Quest’ultima esclamazione fece scoppiare la platea, che stava assistendo al confronto, in una grossa e inaspettata risata, smorzata subito dal pugno che don Luigi batté sul tavolo. Era pur sempre il boss ed esigeva rispetto, invece per la seconda volta in due giorni era stato ridicolizzato. L’uomo aggrottò la fronte e rimase in silenzio, non poteva dare a vedere che l’insulto l’aveva toccato.
Era necessario correre ai ripari prima di perdere la faccia: una cosa del genere in un carcere poteva significare solo peggiorare la situazione e scontare il resto della pena sottomesso a tutti. Don Luigi era il capo di una delle famiglie più potenti della città, tutti dovevano temerlo, non poteva permettersi certe umiliazioni: l’avrebbero fatto fuori dopo anni di dominio, schiacciato come uno scarafaggio. In certe famiglie funziona così: finché sei il boss tutti ti rispettano fino a leccarti il culo ma alla minima umiliazione devi levarti di mezzo, diventi un’umiliazione per la famiglia.
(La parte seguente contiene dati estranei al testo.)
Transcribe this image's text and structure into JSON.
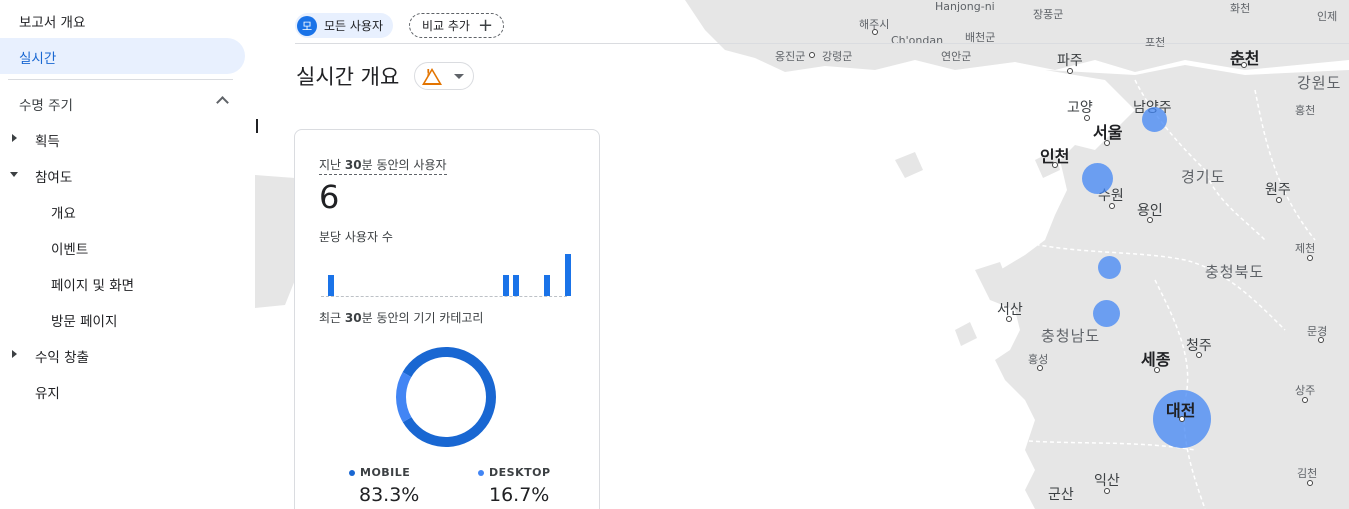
{
  "sidebar": {
    "report_overview": "보고서 개요",
    "realtime": "실시간",
    "lifecycle_header": "수명 주기",
    "acquisition": "획득",
    "engagement": "참여도",
    "engagement_children": [
      "개요",
      "이벤트",
      "페이지 및 화면",
      "방문 페이지"
    ],
    "monetization": "수익 창출",
    "retention": "유지"
  },
  "header": {
    "avatar_letter": "모",
    "all_users_chip": "모든 사용자",
    "compare_chip": "비교 추가",
    "page_title": "실시간 개요",
    "warning_icon": "warning-triangle-icon"
  },
  "card": {
    "users_label_pre": "지난 ",
    "users_label_bold": "30",
    "users_label_post": "분 동안의 사용자",
    "users_value": "6",
    "per_minute_label": "분당 사용자 수",
    "per_minute_values": [
      2,
      0,
      0,
      0,
      0,
      0,
      0,
      0,
      0,
      0,
      0,
      0,
      0,
      0,
      0,
      0,
      0,
      2,
      2,
      0,
      0,
      2,
      0,
      4
    ],
    "device_label_pre": "최근 ",
    "device_label_bold": "30",
    "device_label_post": "분 동안의 기기 카테고리",
    "colors": {
      "mobile": "#1967d2",
      "desktop": "#4285f4"
    }
  },
  "chart_data": {
    "type": "pie",
    "categories": [
      "MOBILE",
      "DESKTOP"
    ],
    "values": [
      83.3,
      16.7
    ],
    "value_labels": [
      "83.3%",
      "16.7%"
    ]
  },
  "map": {
    "cities": {
      "seoul": "서울",
      "incheon": "인천",
      "suwon": "수원",
      "yongin": "용인",
      "goyang": "고양",
      "namyangju": "남양주",
      "paju": "파주",
      "chuncheon": "춘천",
      "wonju": "원주",
      "seosan": "서산",
      "sejong": "세종",
      "cheongju": "청주",
      "daejeon": "대전",
      "iksan": "익산",
      "gunsan": "군산",
      "pocheon": "포천",
      "yeoncheon": "연천군",
      "jangpung": "장풍군",
      "ongjin": "옹진군",
      "gangnyeong": "강령군",
      "haeju": "해주시",
      "chondan": "Ch'ondan",
      "baecheon": "배천군",
      "yonan": "연안군",
      "hanjong": "Hanjong-ni",
      "hongcheon": "홍천",
      "jecheon": "제천",
      "mungyeong": "문경",
      "sangju": "상주",
      "gimcheon": "김천",
      "hongseong": "홍성",
      "inje": "인제",
      "hwachon": "화천"
    },
    "provinces": {
      "gangwon": "강원도",
      "gyeonggi": "경기도",
      "chungbuk": "충청북도",
      "chungnam": "충청남도"
    }
  }
}
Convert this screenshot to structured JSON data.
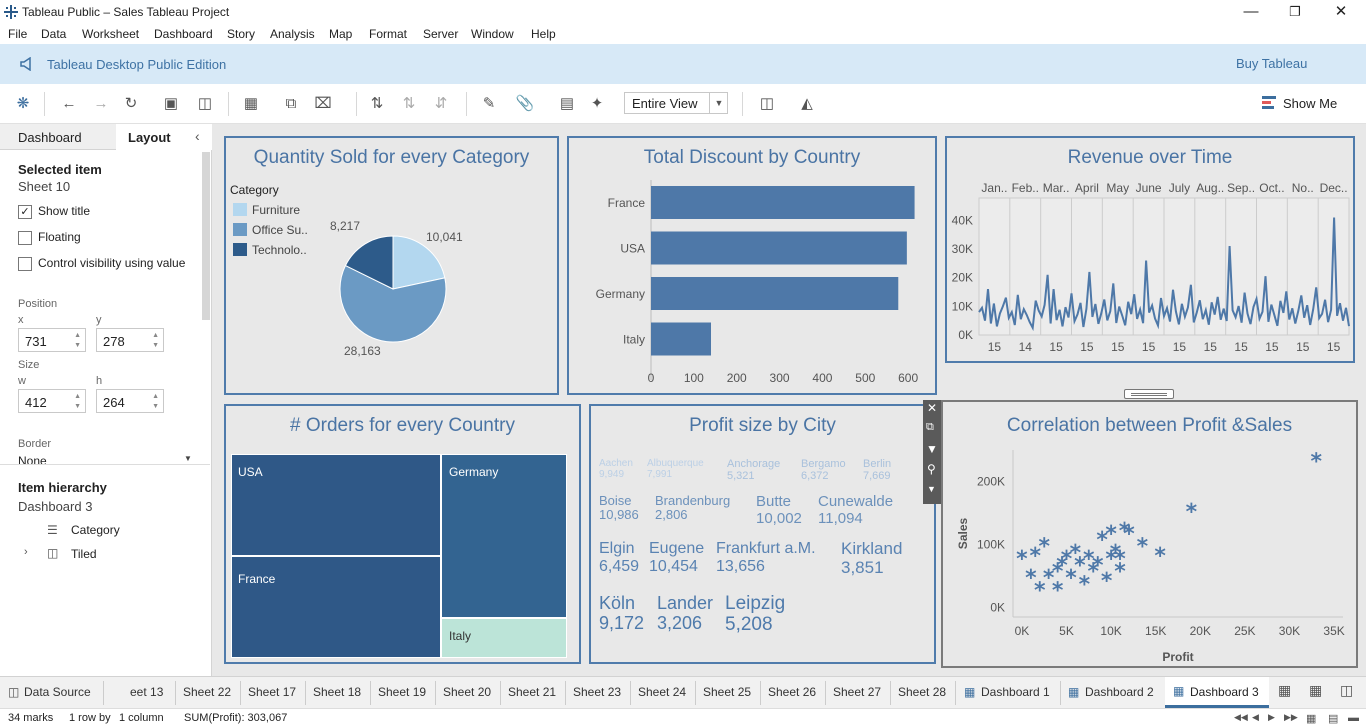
{
  "window": {
    "title": "Tableau Public – Sales Tableau Project"
  },
  "menu": [
    "File",
    "Data",
    "Worksheet",
    "Dashboard",
    "Story",
    "Analysis",
    "Map",
    "Format",
    "Server",
    "Window",
    "Help"
  ],
  "banner": {
    "edition": "Tableau Desktop Public Edition",
    "buy": "Buy Tableau"
  },
  "toolbar": {
    "fit_value": "Entire View",
    "show_me": "Show Me"
  },
  "left_pane": {
    "tabs": [
      "Dashboard",
      "Layout"
    ],
    "selected_item_label": "Selected item",
    "selected_item_value": "Sheet 10",
    "show_title": "Show title",
    "floating": "Floating",
    "control_visibility": "Control visibility using value",
    "position_label": "Position",
    "x_label": "x",
    "y_label": "y",
    "x_value": "731",
    "y_value": "278",
    "size_label": "Size",
    "w_label": "w",
    "h_label": "h",
    "w_value": "412",
    "h_value": "264",
    "border_label": "Border",
    "border_value": "None",
    "hierarchy_label": "Item hierarchy",
    "hierarchy_root": "Dashboard 3",
    "hierarchy_items": [
      "Category",
      "Tiled"
    ]
  },
  "pie": {
    "title": "Quantity Sold for every Category",
    "legend_title": "Category",
    "legend": [
      {
        "label": "Furniture",
        "color": "#b3d7ef"
      },
      {
        "label": "Office Su..",
        "color": "#6b9ac4"
      },
      {
        "label": "Technolo..",
        "color": "#2d5b8a"
      }
    ],
    "labels": {
      "furniture": "10,041",
      "office": "28,163",
      "tech": "8,217"
    }
  },
  "discount": {
    "title": "Total Discount by Country"
  },
  "revenue": {
    "title": "Revenue over Time",
    "months": [
      "Jan..",
      "Feb..",
      "Mar..",
      "April",
      "May",
      "June",
      "July",
      "Aug..",
      "Sep..",
      "Oct..",
      "No..",
      "Dec.."
    ],
    "days": [
      "15",
      "14",
      "15",
      "15",
      "15",
      "15",
      "15",
      "15",
      "15",
      "15",
      "15",
      "15"
    ],
    "y_ticks": [
      "40K",
      "30K",
      "20K",
      "10K",
      "0K"
    ]
  },
  "orders": {
    "title": "# Orders for every Country",
    "cells": [
      "USA",
      "Germany",
      "France",
      "Italy"
    ]
  },
  "profit_city": {
    "title": "Profit size by City",
    "cities": [
      {
        "name": "Aachen",
        "value": "9,949"
      },
      {
        "name": "Albuquerque",
        "value": "7,991"
      },
      {
        "name": "Anchorage",
        "value": "5,321"
      },
      {
        "name": "Bergamo",
        "value": "6,372"
      },
      {
        "name": "Berlin",
        "value": "7,669"
      },
      {
        "name": "Boise",
        "value": "10,986"
      },
      {
        "name": "Brandenburg",
        "value": "2,806"
      },
      {
        "name": "Butte",
        "value": "10,002"
      },
      {
        "name": "Cunewalde",
        "value": "11,094"
      },
      {
        "name": "Elgin",
        "value": "6,459"
      },
      {
        "name": "Eugene",
        "value": "10,454"
      },
      {
        "name": "Frankfurt a.M.",
        "value": "13,656"
      },
      {
        "name": "Kirkland",
        "value": "3,851"
      },
      {
        "name": "Köln",
        "value": "9,172"
      },
      {
        "name": "Lander",
        "value": "3,206"
      },
      {
        "name": "Leipzig",
        "value": "5,208"
      }
    ]
  },
  "scatter": {
    "title": "Correlation between Profit &Sales",
    "xlabel": "Profit",
    "ylabel": "Sales",
    "x_ticks": [
      "0K",
      "5K",
      "10K",
      "15K",
      "20K",
      "25K",
      "30K",
      "35K"
    ],
    "y_ticks": [
      "200K",
      "100K",
      "0K"
    ]
  },
  "chart_data": [
    {
      "type": "pie",
      "title": "Quantity Sold for every Category",
      "categories": [
        "Furniture",
        "Office Su..",
        "Technolo.."
      ],
      "values": [
        10041,
        28163,
        8217
      ]
    },
    {
      "type": "bar",
      "title": "Total Discount by Country",
      "categories": [
        "France",
        "USA",
        "Germany",
        "Italy"
      ],
      "values": [
        615,
        597,
        577,
        140
      ],
      "xlim": [
        0,
        630
      ],
      "x_ticks": [
        "0",
        "100",
        "200",
        "300",
        "400",
        "500",
        "600"
      ]
    },
    {
      "type": "line",
      "title": "Revenue over Time",
      "ylim": [
        0,
        45000
      ],
      "ticks": [
        0,
        10000,
        20000,
        30000,
        40000
      ],
      "values": [
        8000,
        9500,
        5000,
        16000,
        4000,
        11000,
        3000,
        7500,
        10000,
        13000,
        6000,
        8000,
        3500,
        14000,
        5500,
        9000,
        7000,
        4500,
        2500,
        12000,
        8500,
        6500,
        10500,
        21000,
        4000,
        16000,
        5200,
        8800,
        3000,
        9700,
        6100,
        14500,
        4800,
        7200,
        11200,
        2800,
        9100,
        22000,
        6300,
        10800,
        3900,
        7600,
        12400,
        5100,
        8300,
        18000,
        4200,
        9900,
        6800,
        3400,
        11600,
        7300,
        14200,
        5600,
        8900,
        4100,
        26000,
        7800,
        10300,
        5800,
        3300,
        12900,
        6600,
        9400,
        4700,
        15800,
        8200,
        3700,
        10900,
        6400,
        9600,
        17500,
        4400,
        7900,
        12100,
        5500,
        8700,
        3600,
        11400,
        7100,
        13300,
        5300,
        9200,
        4900,
        31000,
        8600,
        6200,
        10100,
        4300,
        14800,
        7500,
        3800,
        9800,
        12600,
        5700,
        8100,
        20500,
        4600,
        10600,
        6900,
        3200,
        11900,
        7700,
        15200,
        5400,
        9300,
        4000,
        8400,
        13800,
        6000,
        10400,
        3500,
        9000,
        16600,
        5900,
        7400,
        12300,
        4500,
        8800,
        41000,
        6700,
        11100,
        5000,
        9500,
        3100
      ]
    },
    {
      "type": "heatmap",
      "title": "# Orders for every Country",
      "categories": [
        "USA",
        "Germany",
        "France",
        "Italy"
      ]
    },
    {
      "type": "scatter",
      "title": "Correlation between Profit &Sales",
      "xlabel": "Profit",
      "ylabel": "Sales",
      "xlim": [
        -1000,
        36000
      ],
      "ylim": [
        -15000,
        250000
      ],
      "points": [
        [
          0,
          80000
        ],
        [
          1000,
          50000
        ],
        [
          1500,
          85000
        ],
        [
          2000,
          30000
        ],
        [
          2500,
          100000
        ],
        [
          3000,
          50000
        ],
        [
          4000,
          30000
        ],
        [
          4000,
          60000
        ],
        [
          4500,
          70000
        ],
        [
          5000,
          80000
        ],
        [
          5500,
          50000
        ],
        [
          6000,
          90000
        ],
        [
          6500,
          70000
        ],
        [
          7000,
          40000
        ],
        [
          7500,
          80000
        ],
        [
          8000,
          60000
        ],
        [
          8500,
          70000
        ],
        [
          9000,
          110000
        ],
        [
          9500,
          45000
        ],
        [
          10000,
          80000
        ],
        [
          10000,
          120000
        ],
        [
          10500,
          90000
        ],
        [
          11000,
          60000
        ],
        [
          11000,
          80000
        ],
        [
          11500,
          125000
        ],
        [
          12000,
          120000
        ],
        [
          13500,
          100000
        ],
        [
          15500,
          85000
        ],
        [
          19000,
          155000
        ],
        [
          33000,
          235000
        ]
      ]
    }
  ],
  "sheet_tabs": [
    "Data Source",
    "eet 13",
    "Sheet 22",
    "Sheet 17",
    "Sheet 18",
    "Sheet 19",
    "Sheet 20",
    "Sheet 21",
    "Sheet 23",
    "Sheet 24",
    "Sheet 25",
    "Sheet 26",
    "Sheet 27",
    "Sheet 28",
    "Dashboard 1",
    "Dashboard 2",
    "Dashboard 3"
  ],
  "status": {
    "marks": "34 marks",
    "rows": "1 row by",
    "cols": "1 column",
    "sum": "SUM(Profit): 303,067"
  }
}
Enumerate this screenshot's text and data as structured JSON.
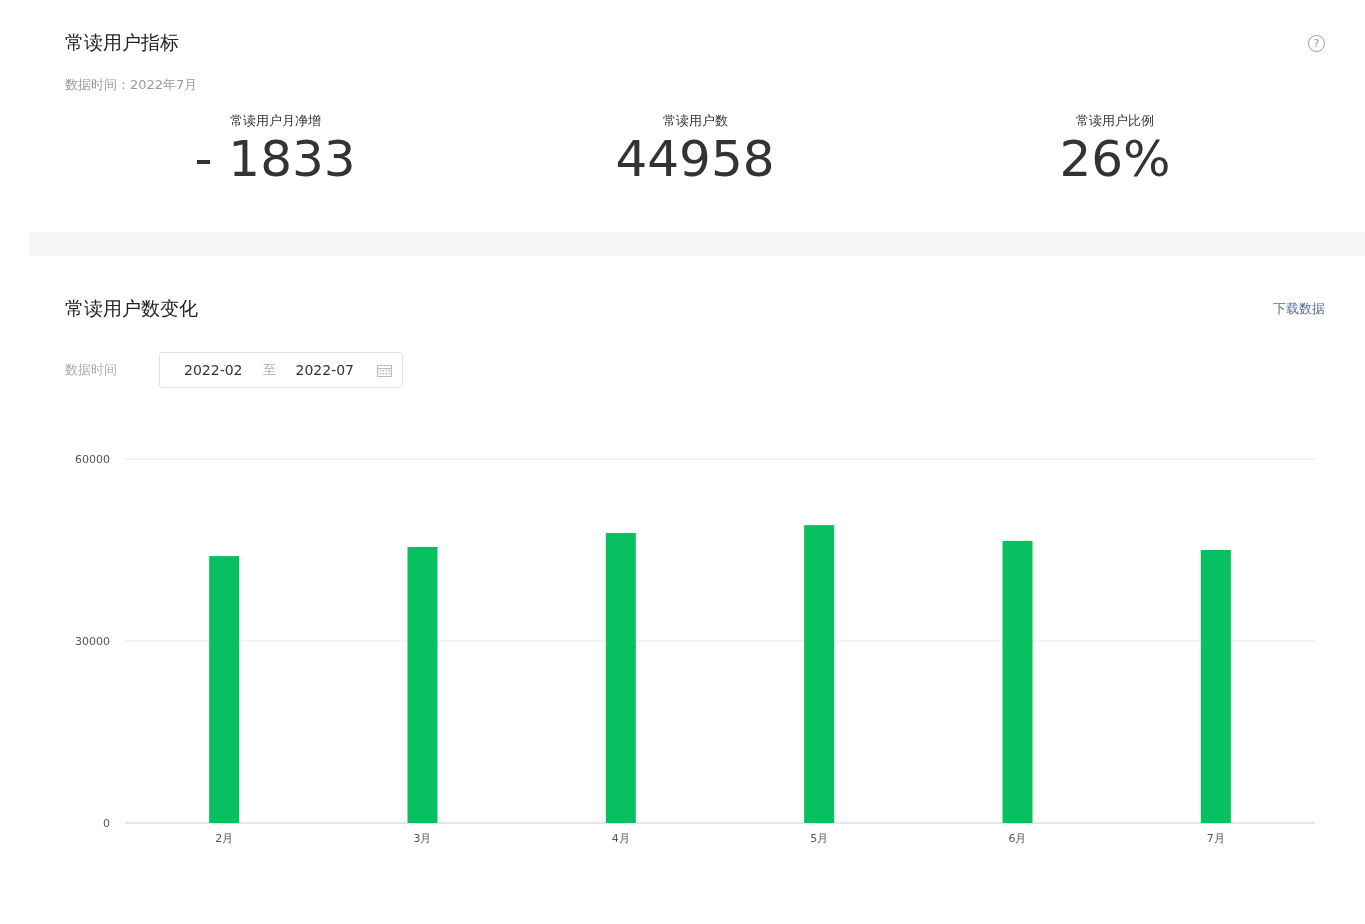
{
  "metrics_panel": {
    "title": "常读用户指标",
    "help": "?",
    "data_time": "数据时间：2022年7月",
    "metrics": [
      {
        "label": "常读用户月净增",
        "value": "- 1833"
      },
      {
        "label": "常读用户数",
        "value": "44958"
      },
      {
        "label": "常读用户比例",
        "value": "26%"
      }
    ]
  },
  "trend_panel": {
    "title": "常读用户数变化",
    "download_link": "下载数据",
    "filter_label": "数据时间",
    "date_range": {
      "start": "2022-02",
      "separator": "至",
      "end": "2022-07"
    },
    "chart_data": {
      "type": "bar",
      "categories": [
        "2月",
        "3月",
        "4月",
        "5月",
        "6月",
        "7月"
      ],
      "series": [
        {
          "color": "#07c160",
          "values": [
            44000,
            45500,
            47800,
            49100,
            46500,
            45000
          ]
        }
      ],
      "ylim": [
        0,
        60000
      ],
      "yticks": [
        0,
        30000,
        60000
      ]
    }
  }
}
Lo sguardo di Salvatore era così fermo che lui stesso fu sorpreso dal lasso di tempo durante il quale riusciva a stare senza battere nemmeno le palpebre. Il suo avversario aspettava di vederlo abbassare lo sguardo, per poter vantare una vittoria su di lui, era evidente che non conosceva Salvatore, non aveva idea di quanto fosse orgoglioso e testardo e soprattutto non aveva idea di quanto detestasse i soprusi. Persa la sfida, don Luigi si alzò facendo stridere forte la sedia, andò via borbottando qualche minaccia ma nulla che potesse intimorire il coraggioso Salvatore. «Te ne pentirai!» Fu l’unica frase che si udì chiara e che non fu pronunciata nemmeno ad alta voce, quasi come fosse lo stesso boss ad avere paura di esprimersi.
La frase restò sospesa per un po’ nel silenzio della sala: romperla con una risata avrebbe significato ridicolizzarlo davvero troppo, ma la tentazione era tanta e forte.
«Tu sei pazzo!» gli disse Sebastian sorridendo. «Ma lo sai quello chi è?» continuò nel tentativo di allertare l’amico.
«Certo che lo so e non me ne può fregar di meno! ˗ disse sicuro e senza curarsi di trattenere il sorriso ˗ Non riesco proprio ad accettare il fatto che un uomo dall’aspetto così ridicolo debba farmi paura. Ammesso che si possa definire un uomo. Sai come sono fatto, non sopporto la prepotenza, non tollero proprio che possa esistere gente che si sveglia una mattina e decide di comandare: mi piace pensare che ognuno debba e possa vivere la propria vita senza rotture di palle». Diede uno sguardo intorno dopo l’ultima affermazione, sentì su di sé gli sguardi adirati di alcuni detenuti ma nemmeno in quell’occasione se ne curò.
«Questa è gente che non scherza e qui comandano loro, non puoi dimenticarlo». Sebastian volle ribadire il concetto, come se ci fosse un regolamento da rispettare.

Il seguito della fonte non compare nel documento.